ELLEZELLES - Put several brewers and chefs around the same table, get them to taste a few beers and soon you will have a heated discussion! Jean-Baptiste and Christophe Thomaes of Le Château du Mylord, a restaurant awarded with two Michelin stars, invited their colleagues to a beer tasting.
Around the table there was an enormous amount of experience and knowledge about beer and food.
There was Eric Martin from Lemonnier in Lavaux Ste-Anne, Laurent Martin from La Frairie in Perwez, Eric Fernez from the two-star-winning Eugénie à Emilie, brasserie Le Faitout and café La Marelle in Baudour.
The brewers were represented by Marc Lemay from Brasserie Dubuisson and Charles and Bruno Delroisse from La Frasnoise.
Catherine and Antoine Malingret of Ca Brasse Pour Moi in Boussu are beer traders who are planning to start up their own brewing operation.
Muriel Lombard and Marjorie Elich voice the opinion of women with La Bière des Femmes.
Edmée Hooghe is a fruit farmer whose client list includes Christophe Thomaes. She has brought ancient fruit varieties back to life in her splendid garden at a stone’s throw of Le Château du Mylord.
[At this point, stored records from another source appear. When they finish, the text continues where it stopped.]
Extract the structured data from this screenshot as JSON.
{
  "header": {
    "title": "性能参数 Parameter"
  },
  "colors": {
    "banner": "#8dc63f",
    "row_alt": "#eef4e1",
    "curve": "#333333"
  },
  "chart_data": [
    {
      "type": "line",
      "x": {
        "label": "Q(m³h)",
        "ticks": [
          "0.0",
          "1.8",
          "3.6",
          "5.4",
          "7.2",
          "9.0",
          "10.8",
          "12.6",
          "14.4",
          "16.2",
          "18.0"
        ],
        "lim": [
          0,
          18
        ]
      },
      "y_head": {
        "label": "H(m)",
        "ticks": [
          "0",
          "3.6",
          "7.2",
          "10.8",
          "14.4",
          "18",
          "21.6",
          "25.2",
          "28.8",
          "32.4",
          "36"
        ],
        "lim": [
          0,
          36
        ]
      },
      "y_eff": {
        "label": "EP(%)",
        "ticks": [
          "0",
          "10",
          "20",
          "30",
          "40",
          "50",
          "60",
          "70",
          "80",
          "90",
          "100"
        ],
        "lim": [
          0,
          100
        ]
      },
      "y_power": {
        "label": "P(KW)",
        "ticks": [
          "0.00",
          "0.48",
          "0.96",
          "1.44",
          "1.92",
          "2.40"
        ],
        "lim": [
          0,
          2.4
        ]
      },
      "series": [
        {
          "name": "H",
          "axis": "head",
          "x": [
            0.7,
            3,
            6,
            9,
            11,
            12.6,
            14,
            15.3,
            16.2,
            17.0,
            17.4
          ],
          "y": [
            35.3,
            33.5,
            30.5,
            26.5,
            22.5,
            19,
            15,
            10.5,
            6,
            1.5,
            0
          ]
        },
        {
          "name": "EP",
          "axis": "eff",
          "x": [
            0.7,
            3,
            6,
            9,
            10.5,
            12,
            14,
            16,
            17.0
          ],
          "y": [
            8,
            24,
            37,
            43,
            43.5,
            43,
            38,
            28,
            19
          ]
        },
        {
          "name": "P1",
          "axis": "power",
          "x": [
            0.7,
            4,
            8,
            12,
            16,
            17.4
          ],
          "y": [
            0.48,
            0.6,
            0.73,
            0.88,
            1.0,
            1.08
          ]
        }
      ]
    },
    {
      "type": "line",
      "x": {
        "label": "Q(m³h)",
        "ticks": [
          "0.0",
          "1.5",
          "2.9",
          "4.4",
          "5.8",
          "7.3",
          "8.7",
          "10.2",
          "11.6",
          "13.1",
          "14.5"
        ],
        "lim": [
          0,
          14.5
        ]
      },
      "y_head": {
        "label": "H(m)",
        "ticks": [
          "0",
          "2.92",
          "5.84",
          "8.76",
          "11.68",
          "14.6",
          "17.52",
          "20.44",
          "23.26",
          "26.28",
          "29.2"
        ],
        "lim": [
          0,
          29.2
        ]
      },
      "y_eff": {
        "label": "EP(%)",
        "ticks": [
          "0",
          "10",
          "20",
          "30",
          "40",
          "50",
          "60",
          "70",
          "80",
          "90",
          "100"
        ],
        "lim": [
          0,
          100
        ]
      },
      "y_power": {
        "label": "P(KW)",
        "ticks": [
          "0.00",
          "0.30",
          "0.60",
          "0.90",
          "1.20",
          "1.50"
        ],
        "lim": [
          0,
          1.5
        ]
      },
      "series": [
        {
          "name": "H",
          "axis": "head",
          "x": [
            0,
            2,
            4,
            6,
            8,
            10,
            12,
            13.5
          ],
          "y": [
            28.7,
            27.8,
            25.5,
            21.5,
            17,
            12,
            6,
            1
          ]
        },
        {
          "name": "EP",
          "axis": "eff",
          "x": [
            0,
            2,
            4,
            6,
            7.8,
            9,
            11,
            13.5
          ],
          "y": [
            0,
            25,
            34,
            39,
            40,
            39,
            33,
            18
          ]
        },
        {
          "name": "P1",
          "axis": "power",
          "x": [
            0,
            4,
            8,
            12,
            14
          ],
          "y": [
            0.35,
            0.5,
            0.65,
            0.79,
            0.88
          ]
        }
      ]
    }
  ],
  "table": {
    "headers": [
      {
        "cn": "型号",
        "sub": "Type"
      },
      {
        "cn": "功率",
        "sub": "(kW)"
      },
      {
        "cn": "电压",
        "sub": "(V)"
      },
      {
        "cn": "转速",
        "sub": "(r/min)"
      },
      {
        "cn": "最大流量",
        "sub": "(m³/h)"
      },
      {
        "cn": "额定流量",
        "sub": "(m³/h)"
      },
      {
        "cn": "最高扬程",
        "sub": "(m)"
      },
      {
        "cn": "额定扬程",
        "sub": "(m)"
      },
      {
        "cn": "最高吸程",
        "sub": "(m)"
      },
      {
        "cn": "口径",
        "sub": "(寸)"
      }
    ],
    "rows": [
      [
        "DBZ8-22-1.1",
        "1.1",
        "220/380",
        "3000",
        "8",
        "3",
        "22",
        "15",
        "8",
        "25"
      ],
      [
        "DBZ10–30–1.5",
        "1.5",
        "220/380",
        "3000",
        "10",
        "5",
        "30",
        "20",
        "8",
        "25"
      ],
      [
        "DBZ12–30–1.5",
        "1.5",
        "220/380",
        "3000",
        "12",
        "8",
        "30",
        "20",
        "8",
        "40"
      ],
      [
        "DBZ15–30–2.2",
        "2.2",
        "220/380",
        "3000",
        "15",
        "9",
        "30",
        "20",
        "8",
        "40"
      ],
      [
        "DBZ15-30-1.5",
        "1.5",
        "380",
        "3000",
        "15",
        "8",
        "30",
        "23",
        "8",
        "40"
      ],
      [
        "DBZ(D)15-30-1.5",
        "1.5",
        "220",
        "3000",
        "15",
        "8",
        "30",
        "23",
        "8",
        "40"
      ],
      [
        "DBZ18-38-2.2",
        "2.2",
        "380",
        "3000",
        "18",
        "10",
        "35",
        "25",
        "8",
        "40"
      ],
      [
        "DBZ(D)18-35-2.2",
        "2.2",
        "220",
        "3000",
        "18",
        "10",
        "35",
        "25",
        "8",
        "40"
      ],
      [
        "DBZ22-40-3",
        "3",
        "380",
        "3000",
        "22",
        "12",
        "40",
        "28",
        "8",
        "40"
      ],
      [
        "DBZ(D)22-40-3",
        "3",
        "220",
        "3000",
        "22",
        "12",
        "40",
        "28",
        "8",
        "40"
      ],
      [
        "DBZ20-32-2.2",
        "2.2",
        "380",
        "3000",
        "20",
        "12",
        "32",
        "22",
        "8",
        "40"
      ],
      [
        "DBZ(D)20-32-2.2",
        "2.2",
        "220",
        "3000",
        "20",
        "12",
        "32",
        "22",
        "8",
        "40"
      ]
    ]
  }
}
So many people and just as many opinions; the guests agree on certain points but are at loggerheads on others.
Chef Jean-Baptiste Thomaes says “The quality of beers has come along in leaps and bounds in recent years."
There are now quite a few beers that deserve their regular place in gastronomy, because beer offers a surprising amount of new aromas and tastes.
Chefs now have far more techniques for working beer into a recipe and using it as an ingredient - gels, for example.”
At the table, most chefs prefer heavier beers with sufficient complexity, preferably served from small glasses. As a general rule, when you assemble a beer menu you should start off with a lighter beer and finish with a more distinctive one that packs more of a punch.
If you start with serving an IPA or a heavy stout at the start of a meal, the dominant bitterness of these beers will linger in the mouth.
Bart Lamon, sommelier at Le Château du Mylord, makes a case for beer accompanying food at every course - he is convinced that beer can make a perfect complement to an entire gastronomic meal.
However, the chefs have their doubts about this, and question whether their average customer is ready for this. Chef Jean-Baptiste Thomaes would prefer the scenario where beer and wine are both offered depending on the dish.
“It’s all about enjoyment at the table,” says brewer Marc Lemay. “This is equally possible with beer and wine.”
His colleague Bruno Delroisse feels that you have to surprise your guests and offer them new aromas and tastes, but to achieve this, they need to be guided by professionals.
Marjorie Elich remarks that there is often a lack of beer knowledge in the hotel, restaurant and café business as education and training have a one-sided focus on wine.
Not all beers are suited to gastronomy, it would appear. For example, lighter ‘session beers’ do not appeal to the chefs. We also find out that some beers can be served with completely different and often surprising dishes.
Have a dry ‘saison’ beer with an oily fish - mackerel perhaps - or with an apple pie to provide a contrast with the sweetness. A zesty blonde Lupulus from Les 3 Fourquets goes well with sweetbreads or with white meat prepared with thyme and rosemary.
Beers of the Flemish red-brown type such as the Reninge Oud Bruin from Seizoensbrouwerij Vandewalle should be paired with blood sausage and foie gras because the sour element cuts through the greasiness of the meat.
There are some degustation beers that just seem heaven sent for gastronomy. The wood-matured Bush De Charmes from Dubuisson goes with raw fish recipes, steamed couscous, goat’s and sheep’s cheeses, or desserts with peach, raspberry or chocolate.
We conclude our tasting with the Extase from Dochter van de Korenaar, a Double IPA with a blend of no fewer than fourteen hop varieties.
The nose is overpowering, especially for your average Belgian beer lover who is not used to extreme beers such as this, yet the chefs see gastronomic potential here.
They suggest that this would be one to enjoy with a very mature cheese, or with a sweet fruit dessert.
“You choose the beer depending on the occasion,” Marc Lemay concludes, “when you’re meeting friends at the bar, you will have a pils."
"At the table you often expect a little more depth and interest, you want to discover more."
"In the end everyone will decide for himself what suits best at that particular moment or what he fancies the most.”
The informative discussion raises many points and opinions but overall, the message is clear: by all means, don’t deny yourself any pleasures. Discover, taste, try … and experiment!